Evelyn Brandt, Vorsitzende des Vereins literaturhaus schanett, weiß, was sie an ihm hat: „Wir verdanken Leonhard Paulmichl viel, sehr viel. Seit sieben Jahren berät, unterstützt und fördert er unseren Literaturverein. Alles ehrenamtlich. Schön ist es, dass unsere Mitglieder, BesucherInnen und mich unvergessliche Stunden mit Leonhard Paulmichl verbinden: die Lesung mit Paul Flora, Literaturreisen nach Italien, dutzende Literaturstunden, Gespräche, Diskussionen. So möchte es bitte noch lange bleiben."

In welcher Form arbeiten Sie momentan beim Verein literaturhaus schanett mit?
Ich habe über einzelne Persönlichkeiten der Literatur referiert: Karl Kraus, Ernst Stadler, Rilke, P. A. Bachmann – kurz: von Walther von der Vogelweide bis heute. Als Reisebegleiter habe ich dieser Gruppe das Piemont, das Trentino und Friaul literarisch und kulturpolitisch versucht zu erklären.

Wie kam es zu diesem Engagement?
Zur Gruppe kam ich eher durch Zufall, aber ganz sicher durch Frau Mag. Brandt. Ich habe dort kein Engagement, bin dort freier Seiltänzer.

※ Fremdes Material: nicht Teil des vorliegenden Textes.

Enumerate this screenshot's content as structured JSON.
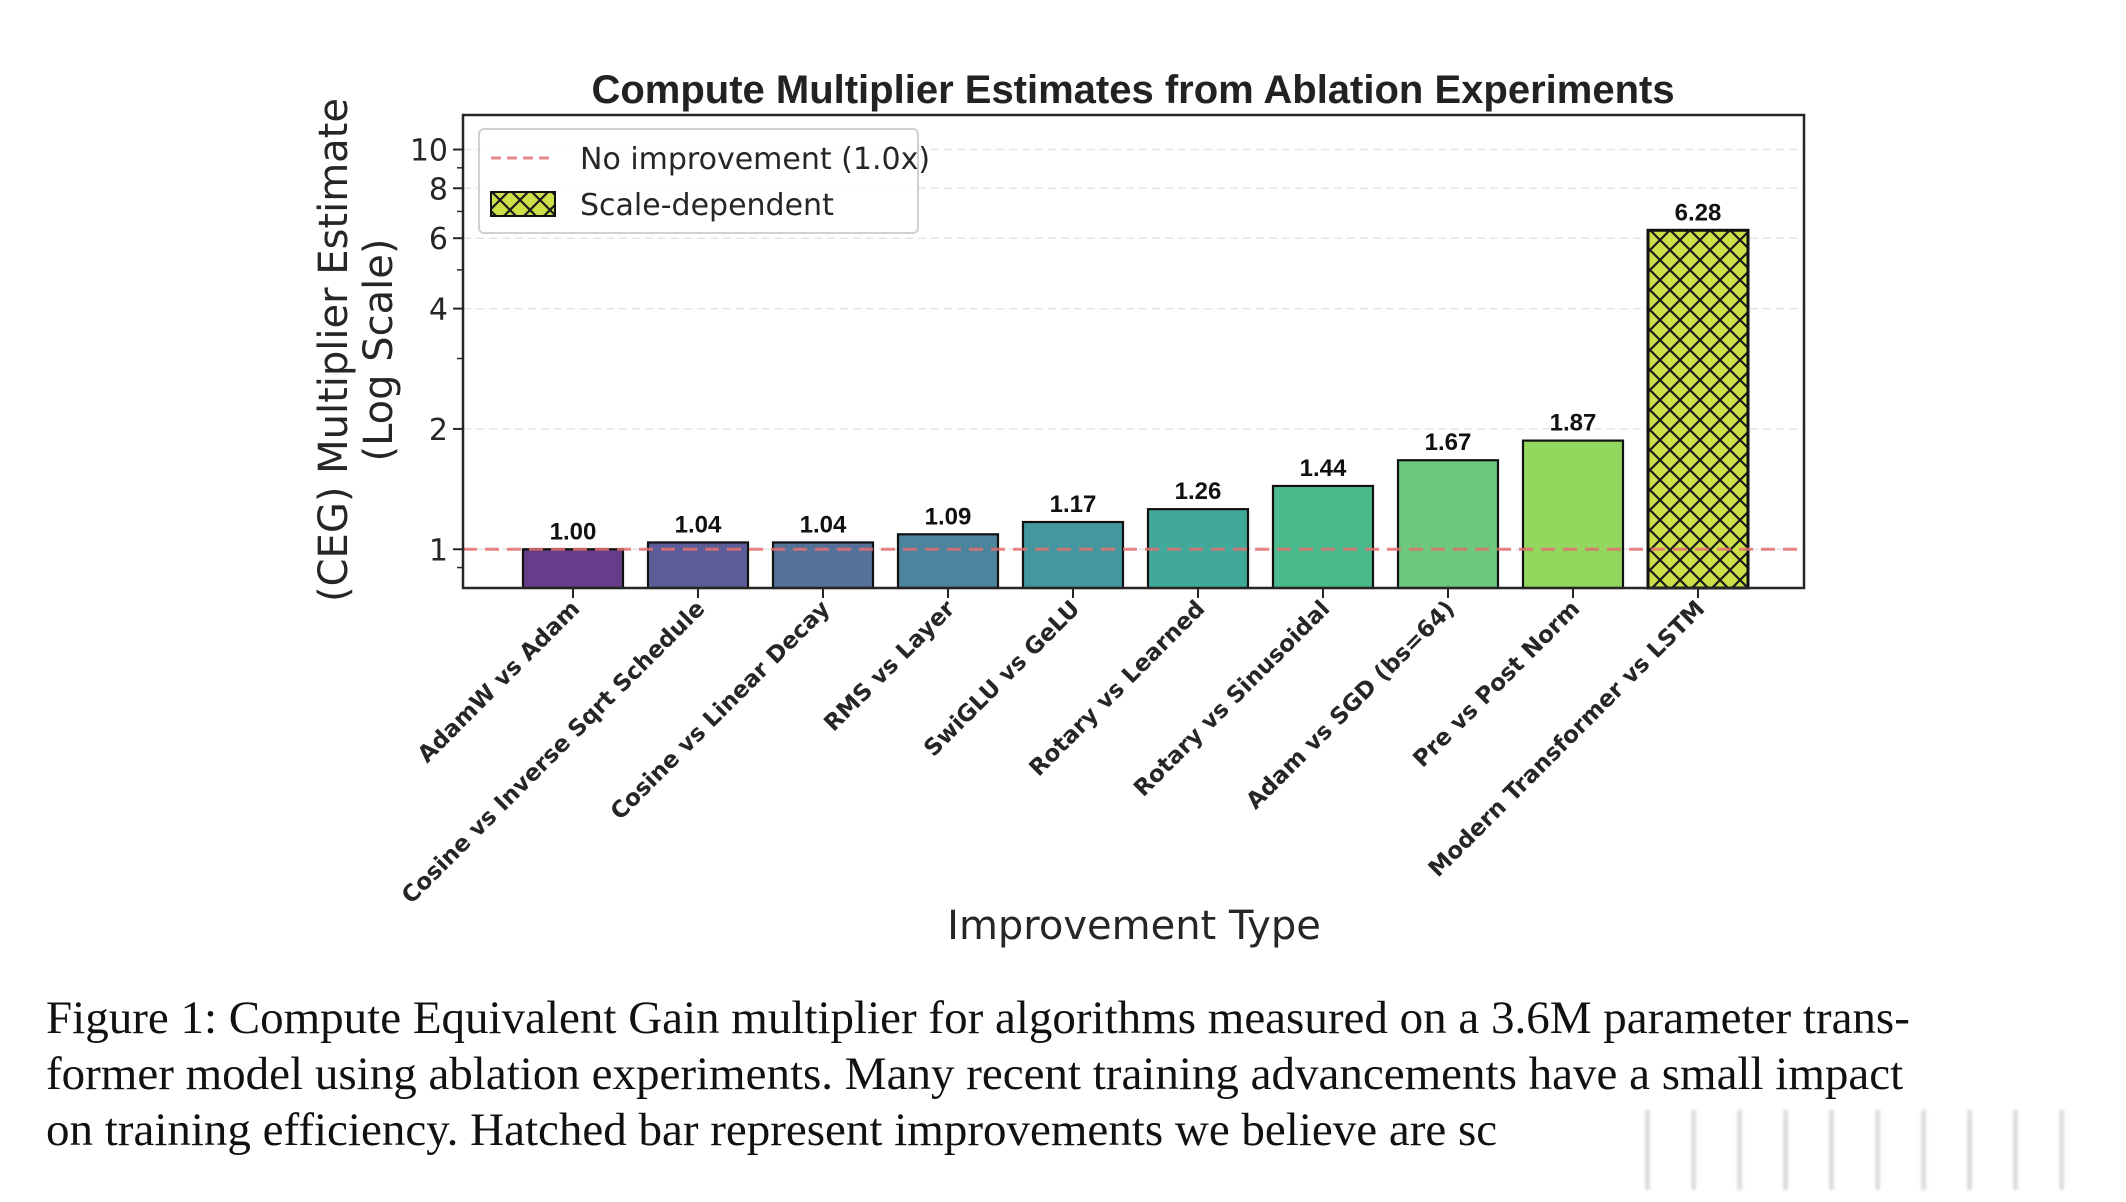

Was genau macht den Reiz dieser Arbeit für Sie aus?
Den Reiz dieser Arbeit macht aus, dass diese Gruppe Menschen nichts muss , sondern nur will. Sie sind daher äußerst interessiert und ohne Ehrgeiz aufgeschlossen. Für einige wenige und speziell eine Person ist das Ganze mit viel Arbeit und wenig Lohn – und schon gar keinem finanziellen – verbunden.

Großes Interesse


Sie sprechen besonders die „Generation 55plus" an. Welche Rückmeldungen bekommen Sie von den Besuchern Ihrer Veranstaltungen?
Die Rückmeldungen schauen so aus, dass die Besucher mich nach jeder Vor-Lesung bitten weiterzumachen.

Hat die ältere Generation Ihrer Erfahrung nach eine größere Affinität zur Literatur als die jüngere?
Die ältere Generation (ich gehöre schon längst dazu), liebt, wie könnte es anders sein, bereits Bekanntes, Bewährtes, um es zu vertiefen. Dem Neuen ist man aufgeschlossen. Es geht halt nichts über die Qualität alter Wollsocken.

Der Philosoph schweigt


Bringen Sie sich noch bei weiteren Kulturveranstaltern ein?
Ich bin seit der Gründung des PEN Liechtenstein dort Mitglied.

Und ganz allgemein: Was bedeutet Kultur für Sie?
Über diesen Begriff haben schon weitaus Klügere, als ich einer bin, wenig Befriedigendes gesagt. Daher halte ich es mit dem lateinischen Satz: Si tacuisses, philosophus mansisses („Wenn du geschwiegen hättest, wärest du ein Philosoph geblieben“, Anmerkung der Redaktion).

Am Donnerstag, 4. April um 20 Uhr im Schlösslesaal Röthis führt Dr. Leonhard Paulmichl durch die Lesung mit dem Schweizer Schriftsteller und Kabarettisten Franz Hohler.